Они привезли на пляж огромную кастрюлю с пловом и несколько буханок хлеба. Мы все это съели, а кастрюлю из дюралюминия не нести же назад: могут поймать, и тогда откроется вся наша проделка. Поэтому решено было эту посудину закопать в песок на пляже. Допускаю, что она там и сейчас лежит.
Еще одним памятным приключением было ознаменовано полевое учение по радиосвязи. Нас разделили на две численно неравные группы, одна из которых, большая (в ее состав вошел и я), должна была посменно работать на установленной в поле за городской чертой радиостанции
Р-118, смонтированной в будке армейской машины, а другая – несколько человек – за такой же радиостанцией, но внутри бронетранспортера, должна была передвигаться по определенному маршруту, – с нею мы и поддерживали связь.

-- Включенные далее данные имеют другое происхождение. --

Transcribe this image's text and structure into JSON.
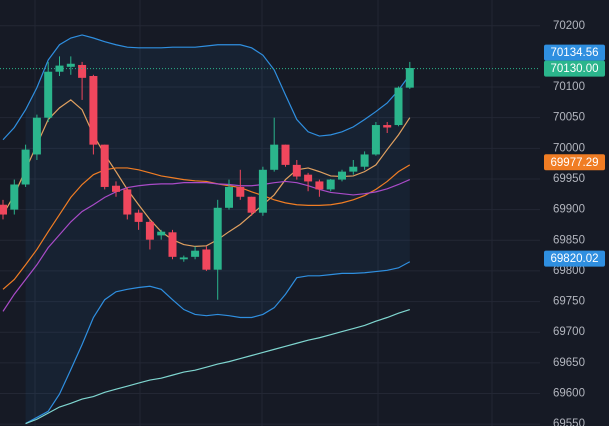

Ожидать своей очереди без дела было невыносимо, тем более, что вокруг точки, где заняла позицию наша радиостанция, простирались прекрасные пригородные, никем не охраняемые сады. Зайдя в один из них, мы стали обирать сочные вишни со склонившихся под их тяжестью ветвей. Вдруг увидели работающего в саду мужчину, который оказался хозяином этого прекрасного сада. Против нашего ожидания, он вовсе не обругал нас, не попытался выгнать из сада, а,. напротив, очень приветливо сказал:
– Куштуйте, хлопчики, вишню, iжте, cкiльки схочете – та тiльки з собою не берiть!
Хитрый дядько рассчитал правильно: много мы не съедим, а унести в карманах или в пилотках он не дал.
Там же мы ходили по окрестным полям, пересеченным полезащитными лесополосами, одна из них наполовину состояла из абрикосовых деревьев, с которых уже упала на землю половина плодов, однако много еще висело на ветвях, и мы буквально объелись ими.
Но пиршество наше, как после выяснилось, не могло сравниться с тем, что вытворили наши корреспонденты, разъезжающие в бронетранспортере. Кто-то из них поддерживал с нами связь, а остальные рыскали по окрестностям тех мест, где то и дело останавливался их вездеход. Возле какого-то колхозного птичьего двора обнаружили в кустах место кладки куриных яиц – и реквизировали эти яйца (их оказалось несколько десятков) "в пользу Советской
Армии". Набрали также полно всяких фруктов, где-то выкрали ящики – и всю эту добычу привезли в лагерь.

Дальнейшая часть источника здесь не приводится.